Si hay algo que es una constante en la vida diaria del ser humano desde la noche de los tiempos, son los cuentos.

Esas pequeñas narraciones que se cuentan en todo pueblo y cultura, mediante frases sencillas y conceptos básicos, servían de vehículo de transmisión del saber humano desde los tiempos en que nos reuníamos en torno al fuego y bajo las estrellas.

Aunque casi todo el mundo coincida en su antiguo origen, su recorrido por escrito es amplio y diverso. Por el momento, la fábula más antigua que se conserva por escrito, se encontró en Mesopotamia, cuna de toda la Historia. Mucho más tarde aparecen en Grecia, lugar donde centraré la atención por tratar de Esopo. Pero no fue él precisamente el primero que cultiva este género, sino Hesiodo en su obra Trabajos y Días en el siglo VIII a. C.

Si Esopo no fue el primero, entonces ¿por qué se le atribuye a él este género?

La idea que ha llegado hasta nuestros días de que Esopo era el que contaba las fábulas, proviene del siglo V a. C. Época del gran esplendor ateniense y que ha fijado nuestro tópico hacia el mundo griego que tenemos actualmente.

Fue en este siglo cuando se empezó a mencionar el hecho de que Esopo era quién contaba fábulas. Diversos autores lo mencionan (Herodoto, Aristófanes o Platón) pero poco se sabe de este hombre. Hoy en día, todavía se duda de su existencia y es que si leemos las distintas referencias que se hacen de él, no todos los datos concuerdan.

Generalmente se le describe como un esclavo, de mediana edad y feo en extremo, pero que gracias a la agudeza de sus fábulas puede sortear casi cualquier peligro y demuestra una gran sabiduría. Así que parece más un personaje inventado que real, pero quién sabe, porque siempre se dice que en toda leyenda hay un poso de verdad.

Aunque la literatura nos señala este origen, en realidad, los primeros textos conservados de este género están en el papiro de Maryland del siglo I d. C. y recogen supuestamente el corpus de fábulas fijado por Demetrio de Falero en torno al 300 a. C.

A partir de aquí, y a lo largo de la Edad Media, las fábulas se transmitieron de copia en copia por diversos pueblos, desde los últimos romanos, pasando por bizantinos o árabes, hasta llegar a nuestros días.

Es por ello, que esta continua transmisión y difusión de la fábula ha provocado que se repitan temas, situaciones y arquetipos de una forma constante. Como consecuencia, para el lector moderno puede ser un trabajo complejo conocer el verdadero origen de estas narraciones ancestrales.

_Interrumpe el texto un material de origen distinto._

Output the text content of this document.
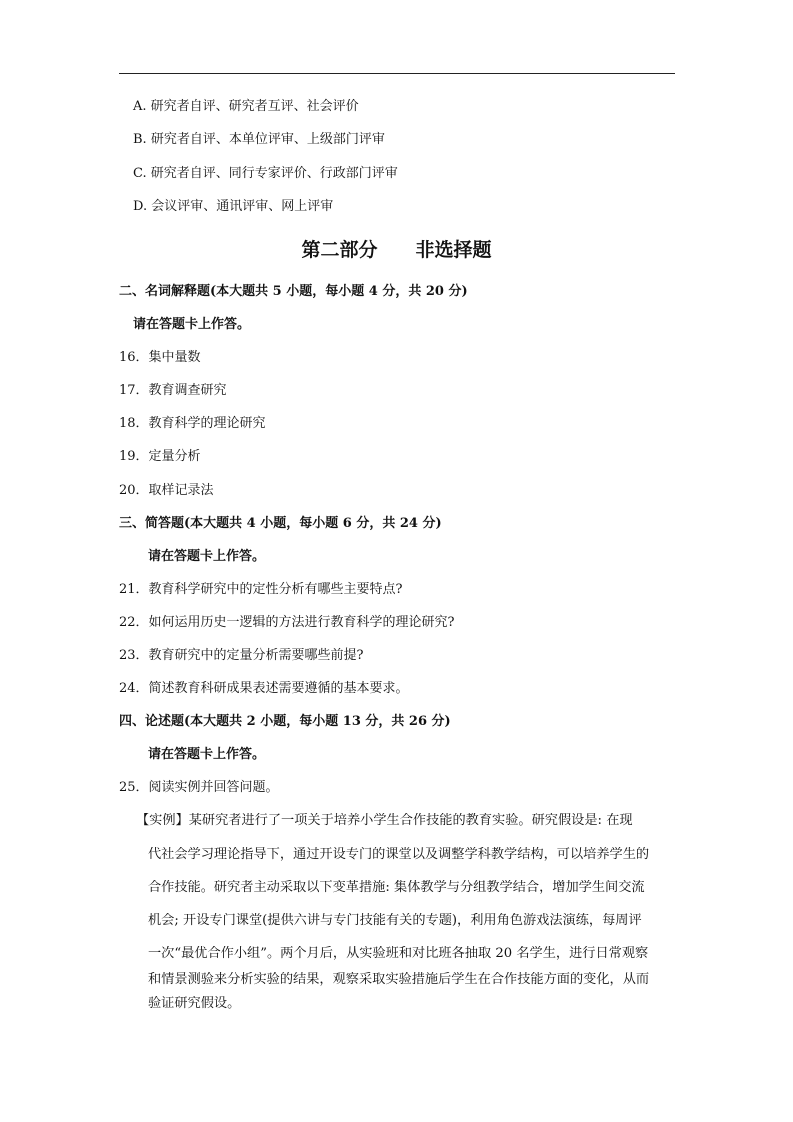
A. 研究者自评、研究者互评、社会评价
B. 研究者自评、本单位评审、上级部门评审
C. 研究者自评、同行专家评价、行政部门评审
D. 会议评审、通讯评审、网上评审
第二部分　　非选择题
二、名词解释题(本大题共 5 小题，每小题 4 分，共 20 分)
请在答题卡上作答。
16．集中量数
17．教育调查研究
18．教育科学的理论研究
19．定量分析
20．取样记录法
三、简答题(本大题共 4 小题，每小题 6 分，共 24 分)
请在答题卡上作答。
21．教育科学研究中的定性分析有哪些主要特点?
22．如何运用历史一逻辑的方法进行教育科学的理论研究?
23．教育研究中的定量分析需要哪些前提?
24．简述教育科研成果表述需要遵循的基本要求。
四、论述题(本大题共 2 小题，每小题 13 分，共 26 分)
请在答题卡上作答。
25．阅读实例并回答问题。
【实例】某研究者进行了一项关于培养小学生合作技能的教育实验。研究假设是: 在现
代社会学习理论指导下，通过开设专门的课堂以及调整学科教学结构，可以培养学生的
合作技能。研究者主动采取以下变革措施: 集体教学与分组教学结合，增加学生间交流
机会; 开设专门课堂(提供六讲与专门技能有关的专题)，利用角色游戏法演练，每周评
一次“最优合作小组”。两个月后，从实验班和对比班各抽取 20 名学生，进行日常观察
和情景测验来分析实验的结果，观察采取实验措施后学生在合作技能方面的变化，从而
验证研究假设。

En este caso la edición leída y que recomiendo es la de Alianza, a cargo de Gonzalo López Casildo que realiza una traducción de la obra recogida por Chambry en 1925. Se trata de una recopilación de 358 fábulas, acompañadas de una introducción necesaria al relato y con un pequeño glosario al final para aclarar las posibles dudas.

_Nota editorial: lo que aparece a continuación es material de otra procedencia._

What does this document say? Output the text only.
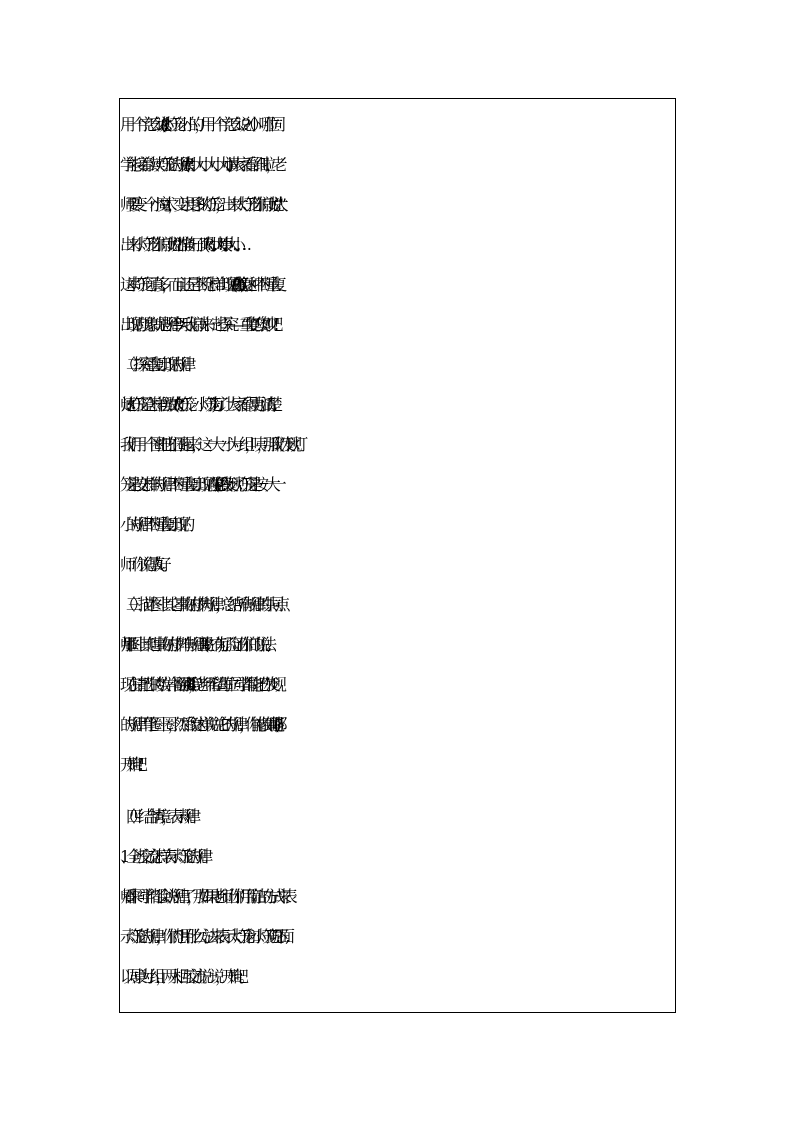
用一个字怎么说?(大)小灯笼小小的，用一个字怎么说?（小）哪位同
学能接着读读灯笼的规律?(大小大小大小大小)请大家看仔细啦，老
师要变一个小魔术，变出更多的灯笼，出来大灯笼你们就说“大”,
出来小灯笼你们就说“小”准备好了吗?(大小大小大小…. . . …”咦。
这串灯笼可真多，而且还是不断怎样出现的?(重复)像这种不断重复
出现的现象就是规律!今天我们就来一起探究——“重复”的奥妙吧!
（二） 探究重复出现的规律
师:这灯笼是怎样摆放的?(大灯笼、小灯笼)为了让大家看得更加清楚,
我们用一个圈把它们圈起来，这一大一小为一组，咦，那我们发现灯
笼是按怎样的规律不断重复出现的呢?(生答:我发现灯笼是按一大一
小的规律不断重复出现的
师：你说得真好。
（三）描述图上其它事物的排列规律，总结所有规律的共同点
师:那图上其他事物的排列有规律吗?(生：有)为了验证你们的说法,
现在请把你的数学书翻到第 84 页，老师希望每位同学都能把你发现
的规律用笔圈一圈，然后像这样说说它的规律，你能做到吗?(能)那
开始吧!
（四）结合情境，表示规律
1、全班交流怎样表示灯笼的规律
师:看来同学们都会说规律了，那如果老师让你们用简洁的方式来表
示灯笼的规律，你们想用什么方法来表示大灯笼和小灯笼呢?下面,
以同桌为小组，两人相互交流说一说，开始吧。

No es una edición compleja de entender y seguir, así que si habitualmente no leéis este tipo de textos, puede estar bien para comenzar y que sea asequible.

Las fábulas, encajonadas hoy en día en el universo infantil por muchos, nos demuestran a través de su lectura que más de 2000 años después de que se popularizaran, siguen recordando al hombre sus maldades y bondades por medio de los animales que las personifican.

Una lectura imprescindible para todo aquel que ame la literatura.